The SDNY U.S. Attorney’s Office has targeted several labs and their principals for False Claims Act violations arising out of reimbursements for COVID-19 testing services. In a complaint filed on June 13, the government sued LabQ Clinical Diagnostics, Dart Medical Laboratory, Community Mobile Testing, and their CEO, Moshe Landau.
In response to the COVID pandemic, Congress mandated that private health insurers cover COVID-19 testing and required government health care programs to also cover such testing. For uninsured persons, Congress appropriated funds for a federal program to reimburse health care providers furnishing COVID-19 testing to uninsured persons (the “Uninsured Program”), administered by an agency within the Department of Health and Human Services. Before seeking reimbursement, however, COVID-19 testing providers were required to confirm that the patients were uninsured and no one else would pay for the testing.

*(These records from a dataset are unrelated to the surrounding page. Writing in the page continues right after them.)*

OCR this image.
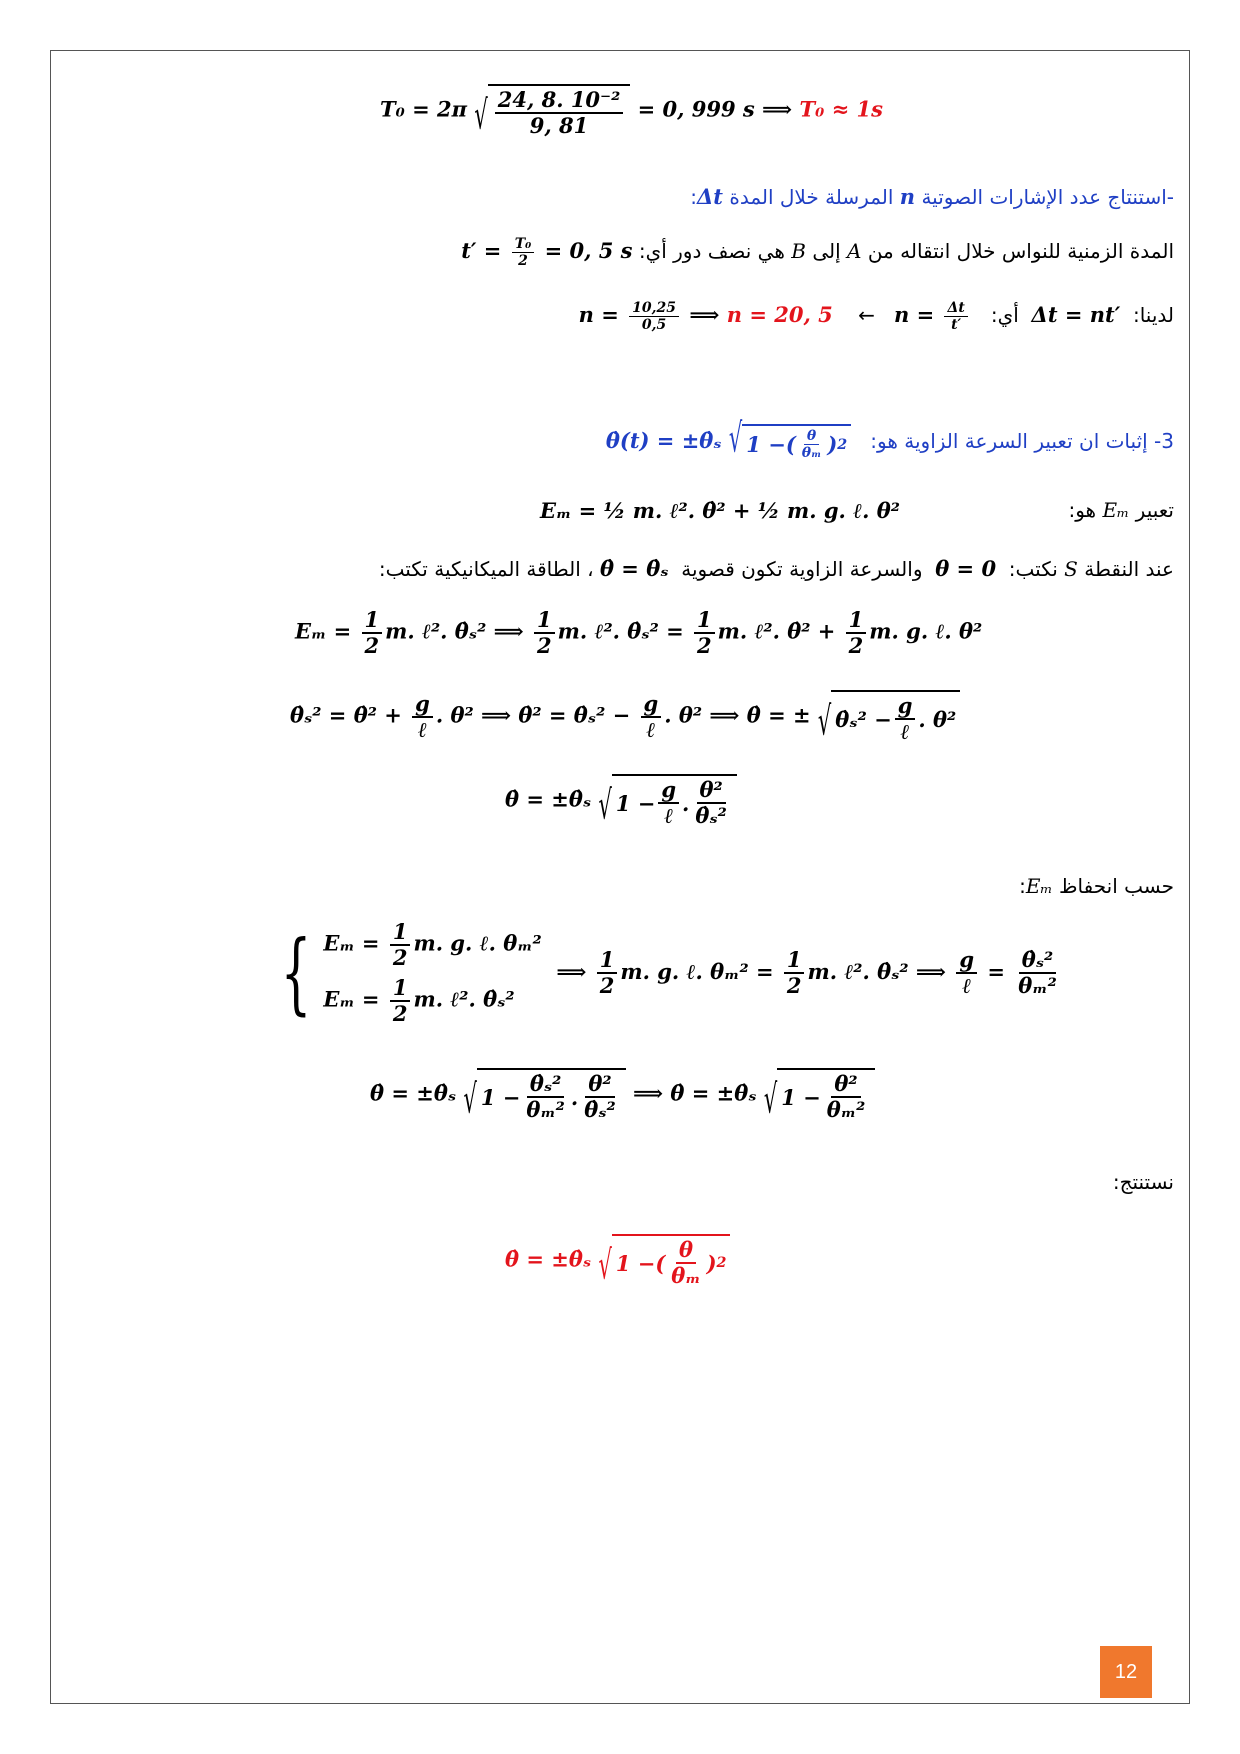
T₀ = 2π √ $\frac{\text{24, 8. 10⁻²}}{9, 81} = 0$, 999 s ⟹ T₀ ≈ 1s
-استنتاج عدد الإشارات الصوتية n المرسلة خلال المدة Δt:
المدة الزمنية للنواس خلال انتقاله من A إلى B هي نصف دور أي: $t' = \frac{\text{T₀}}{2} = 0$, 5 s
لدينا:  Δt = nt′  أي:  $n = \frac{\Delta t}{t'}$
←    $n = \frac{10,25}{0,5}$ ⟹ n = 20, 5
3- إثبات ان تعبير السرعة الزاوية هو:   θ̇(t) = ±θ̇ₛ √ 1 − ( $\frac{\theta}{\text{θₘ}}$ ) 2
تعبير Eₘ هو:
Eₘ = ½ m. ℓ². θ̇² + ½ m. g. ℓ. θ²
عند النقطة S نكتب:  θ = 0  والسرعة الزاوية تكون قصوية  θ̇ = θ̇ₛ ، الطاقة الميكانيكية تكتب:
$E_m = \frac{1}{2} m$. ℓ². θ̇ₛ² ⟹ $\frac{1}{2} m$. ℓ². θ̇ₛ² = $\frac{1}{2} m$. ℓ². θ̇² + $\frac{1}{2} m$. g. ℓ. θ²
θ̇ₛ² = θ̇² + $\frac{g}{\text{ℓ}}$ . θ² ⟹ θ̇² = θ̇ₛ² − $\frac{g}{\text{ℓ}}$ . θ² ⟹ θ̇ = ± √ θ̇ₛ² − $\frac{g}{\text{ℓ}}$ . θ²
θ̇ = ±θ̇ₛ √ $1 - \frac{g}{\text{ℓ}}$ . $\frac{\text{θ²}}{\text{θ̇ₛ²}}$
حسب انحفاظ Eₘ:
{ $E_m = \frac{1}{2} m$. g. ℓ. θₘ²
$E_m = \frac{1}{2} m$. ℓ². θ̇ₛ²
⟹ $\frac{1}{2} m$. g. ℓ. $\theta_m^2 = \frac{1}{2} m$. ℓ². θ̇ₛ² ⟹ $\frac{g}{\text{ℓ}} = \frac{\text{θ̇ₛ²}}{\text{θₘ²}}$
θ̇ = ±θ̇ₛ √ $1 - \frac{\text{θ̇ₛ²}}{\text{θₘ²}}$ . $\frac{\text{θ²}}{\text{θ̇ₛ²}}$ ⟹ θ̇ = ±θ̇ₛ √ $1 - \frac{\text{θ²}}{\text{θₘ²}}$
نستنتج:
θ̇ = ±θ̇ₛ √ 1 − ( $\frac{\theta}{\text{θₘ}}$ ) 2
12
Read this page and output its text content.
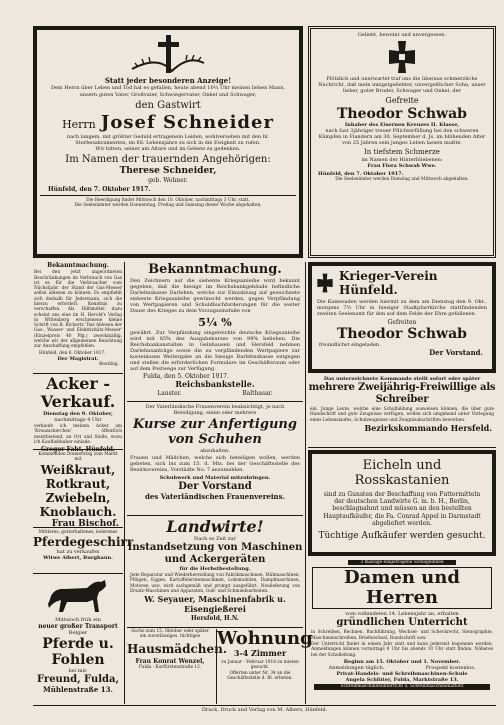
Statt jeder besonderen Anzeige!

Dem Herrn über Leben und Tod hat es gefallen, heute abend 10¼ Uhr meinen lieben Mann, unsern guten Vater, Großvater, Schwiegervater, Onkel und Schwager,

den Gastwirt
Herrn Josef Schneider

nach langem, mit größter Geduld ertragenem Leiden, wohlversehen mit den hl. Sterbesakramenten, im 68. Lebensjahre zu sich in die Ewigkeit zu rufen.

Wir bitten, seiner am Altare und im Gebete zu gedenken.

Im Namen der trauernden Angehörigen:
Therese Schneider,
geb. Wehner.
Hünfeld, den 7. Oktober 1917.

Die Beerdigung findet Mittwoch den 10. Oktober, nachmittags 3 Uhr, statt.

Die Seelenämter werden Donnerstag, Freitag und Samstag dieser Woche abgehalten.

Geliebt, beweint und unvergessen.

Plötzlich und unerwartet traf uns die überaus schmerzliche Nachricht, daß mein innigstgeliebter, unvergeßlicher Sohn, unser lieber, guter Bruder, Schwager und Onkel, der

Gefreite
Theodor Schwab
Inhaber des Eisernen Kreuzes II. Klasse,

nach fast 3jähriger treuer Pflichterfüllung bei den schweren Kämpfen in Flandern am 30. September d. Js. im blühenden Alter von 25 Jahren sein junges Leben lassen mußte.

In tiefstem Schmerze
im Namen der Hinterbliebenen:
Frau Flora Schwab Wwe.
Hünfeld, den 7. Oktober 1917.

Die Seelenämter werden Dienstag und Mittwoch abgehalten.

Bekanntmachung.

Bei den jetzt angeordneten Beschränkungen im Verbrauch von Gas ist es für die Verbraucher vom Nächstjahr, der Stand der Gas-Messer selbst ablesen zu können. Es empfiehlt sich deshalb für Jedermann, sich die hierzu erforderl. Kenntnis zu verschaffen. Als Hilfsmittel dazu scheint uns eine im H. Herold's Verlag in Wittenberg erschienene kleine Schrift von B. Richertz 'Das Ablesen der Gas-, Wasser- und Elektrizitäts-Messer' (Einzelpreis 40 Pfg.) zweckmäßig, welche wir der allgemeinen Beachtung zur Anschaffung empfehlen.

Hünfeld, den 6. Oktober 1917.
Der Magistrat.
Beutling.
Acker - Verkauf.
Dienstag den 9. Oktober,
nachmittags 4 Uhr

verkaufe ich meinen Acker am 'Kreuzackerchen' öffentlich meistbietend, an Ort und Stelle, wozu ich Kaufliebhaber einlade.

Gregor Faht, Hünfeld.
Kommenden Donnerstag zum Markt
mit
Weißkraut, Rotkraut,
Zwiebeln, Knoblauch.
Frau Bischof.
Mittleres, gutterhaltenes, lederenes
Pferdegeschirr
hat zu verkaufen
Witwe Albert, Burghaun.
Mittwoch früh ein
neuer großer Transport
Belgier
Pferde u. Fohlen
bei mir.
Freund, Fulda,
Mühlenstraße 13.
Bekanntmachung.

Den Zeichnern auf die siebente Kriegsanleihe wird bekannt gegeben, daß die hiesige im Reichsbankgebäude befindliche Darlehnskasse Darlehen, welche zur Einzahlung auf gezeichnete siebente Kriegsanleihe gewünscht werden, gegen Verpfändung von Wertpapieren und Schuldbuchforderungen für die weiter Dauer des Krieges zu dem Vorzugszinsfuße von

5¼ %

gewährt. Zur Verpfändung eingereichte deutsche Kriegsanleihe wird mit 85% des Ausgabekurses von 98% beliehen. Die Reichsbankanstalten in Gelnhausen und Hersfeld nehmen Darlehnsanträge sowie die zu verpfändenden Wertpapiere zur kostenlosen Weitergabe an die hiesige Darlehnskasse entgegen und stellen die erforderlichen Formulare im Geschäftsraum oder auf dem Postwege zur Verfügung.

Fulda, den 5. Oktober 1917.
Reichsbankstelle.
Lauster.	Balthasar.

Der Vaterländische Frauenverein beabsichtigt, je nach Beteiligung, einen oder mehrere

Kurse zur Anfertigung von Schuhen
abzuhalten.

Frauen und Mädchen, welche sich beteiligen wollen, werden gebeten, sich bis zum 15. d. Mts. bei der Geschäftsstelle des Bezirksvereins, Vorstädte No. 7 anzumelden.

Schuhwerk und Material mitzubringen.
Der Vorstand
des Vaterländischen Frauenvereins.
Landwirte!
Nach es Zeit zur
Instandsetzung von Maschinen und Ackergeräten
für die Herbstbestellung.

Jede Reparatur und Wiederherstellung von Fabrikmaschinen, Mähmaschinen, Pflügen, Eggen, Kartoffelerntemaschinen, Lokomobilen, Dampfmaschinen, Motoren usw. wird sachgemäß und prompt ausgeführt. Neulieferung von Ersatz-Maschinen und Apparaten, Guß- und Schmiedearbeiten.

W. Seyauer, Maschinenfabrik u. Eisengießerei
Hersfeld, H.N.

Suche zum 15. Oktober oder später ein zuverlässiges, tüchtiges

Hausmädchen.
Frau Konrat Wenzel,
Fulda - Kurfürstenstraße 12.
Wohnung
3-4 Zimmer

zu Januar - Februar 1918 zu mieten gesucht.

Offerten unter Nr. 34 an die Geschäftsstelle d. Bl. erbeten.

Krieger-Verein Hünfeld.

Die Kameraden werden hiermit zu dem am Dienstag den 9. Okt., morgens 7½ Uhr in hiesiger Stadtpfarrkirche stattfindenden zweiten Seelenamt für den auf dem Felde der Ehre gefallenen

Gefreiten
Theodor Schwab
freundlichst eingeladen.
Der Vorstand.
Das unterzeichnete Kommando stellt sofort oder später
mehrere Zweijährig-Freiwillige als Schreiber

ein. Junge Leute, welche eine Schulbildung ausweisen können, die über gute Handschrift und gute Zeugnisse verfügen, wollen sich umgehend unter Vorlegung eines Lebenslaufes, Schulzeugnisse und Zeugnisabschriften bewerben.

Bezirkskommando Hersfeld.
Eicheln und Rosskastanien

sind zu Gunsten der Beschaffung von Futtermitteln der deutschen Landwirte G. m. b. H., Berlin, beschlagnahmt und müssen an den bestellten Hauptaufkäufer, die Fa. Conrad Appel in Darmstadt abgeliefert werden.

Tüchtige Aufkäufer werden gesucht.
3 mässige eingetragene Schulgeinnen
Damen und Herren
vom vollendeten 14. Lebensjahr an, erhalten
gründlichen Unterricht

in Schreiben, Rechnen, Buchführung, Wechsel- und Scheckrecht, Stenographie, Maschinenschreiben, Briefwechsel, Rundschrift usw.

Der Unterricht findet in einem Jahr statt und kann jederzeit begonnen werden. Anmeldungen können vormittags 9 Uhr bis abends 10 Uhr statt finden. Näheres bei der Schulleitung.

Beginn am 15. Oktober und 1. November.
Anmeldungen täglich.	Prospekt kostenlos.
Privat-Handels- und Schreibmaschinen-Schule
Angela Schlüter, Fulda, Marktstraße 13.
Schreibmaschinenunterricht u. Schreibmaschinenarbeit
Druck, Druck und Verlag von M. Albers, Hünfeld.
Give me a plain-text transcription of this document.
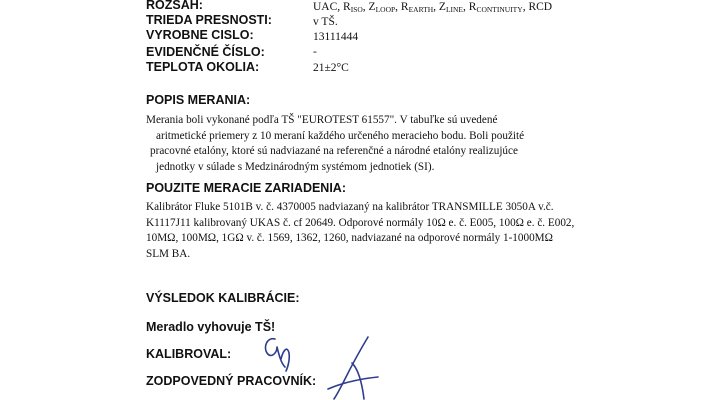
ROZSAH:	UAC, $R_{ISO}$, $Z_{LOOP}$, $R_{EARTH}$, $Z_{LINE}$, $R_{CONTINUITY}$, RCD
TRIEDA PRESNOSTI:	v TŠ.
VYROBNE CISLO:	13111444
EVIDENČNÉ ČÍSLO:	-
TEPLOTA OKOLIA:	21±2°C
POPIS MERANIA:
Merania boli vykonané podľa TŠ "EUROTEST 61557". V tabuľke sú uvedené
aritmetické priemery z 10 meraní každého určeného meracieho bodu. Boli použité
pracovné etalóny, ktoré sú nadviazané na referenčné a národné etalóny realizujúce
jednotky v súlade s Medzinárodným systémom jednotiek (SI).
POUZITE MERACIE ZARIADENIA:
Kalibrátor Fluke 5101B v. č. 4370005 nadviazaný na kalibrátor TRANSMILLE 3050A v.č.
K1117J11 kalibrovaný UKAS č. cf 20649. Odporové normály 10Ω e. č. E005, 100Ω e. č. E002,
10MΩ, 100MΩ, 1GΩ v. č. 1569, 1362, 1260, nadviazané na odporové normály 1-1000MΩ
SLM BA.
VÝSLEDOK KALIBRÁCIE:
Meradlo vyhovuje TŠ!
KALIBROVAL:
ZODPOVEDNÝ PRACOVNÍK:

The government alleges that the defendants violated the Uninsured Program and the False Claims Act by submitting claims when the testing had been or would be reimbursed by another payment source, and/or when the testing was provided to people who had health coverage. Defendants allegedly billed for testing actually paid by other organizations, discouraged patients from providing insurance confirmation, and submitted claims where their records showed the patients had health coverage.
Defendants’ testing business expanded dramatically during COVID-19, and from May 2020 to March 2022, LabQ and Dart Medical received approximately $130 million from the Uninsured Program. Community Mobile Testing operated over 100 “LabQ Mobile Testing Sites” in New York City from 2020 through 2022. Once the federal program’s funds were exhausted, however, Landau allegedly instructed LabQ employees to drastically cut all payrolls because the business could not continue without the Uninsured Program.
The complaint alleges specifically that:
- LabQ, Dart Medical, and Landau double-billed the Uninsured Program and other health care payors for the same testing;
- LabQ and CMT employees frequently told patients that LabQ did not need insurance information;
- LabQ, Dart Medical, and Landau submitted claim for patients for whom they had insurance information; and
- LabQ, Landau and Dart Medical sought reimbursement from the Uninsured Program for patients with health care coverage where they believed the insurer might deny claims for reimbursement.
The government has been aggressively pursuing fraud claims related to COVID pandemic funding, and in this case is asserting public harm because the funds improperly taken by defendants depleted the funds Congress made available for uninsured persons during the pandemic. The defendants’ responses to the complaint will be due in mid-August.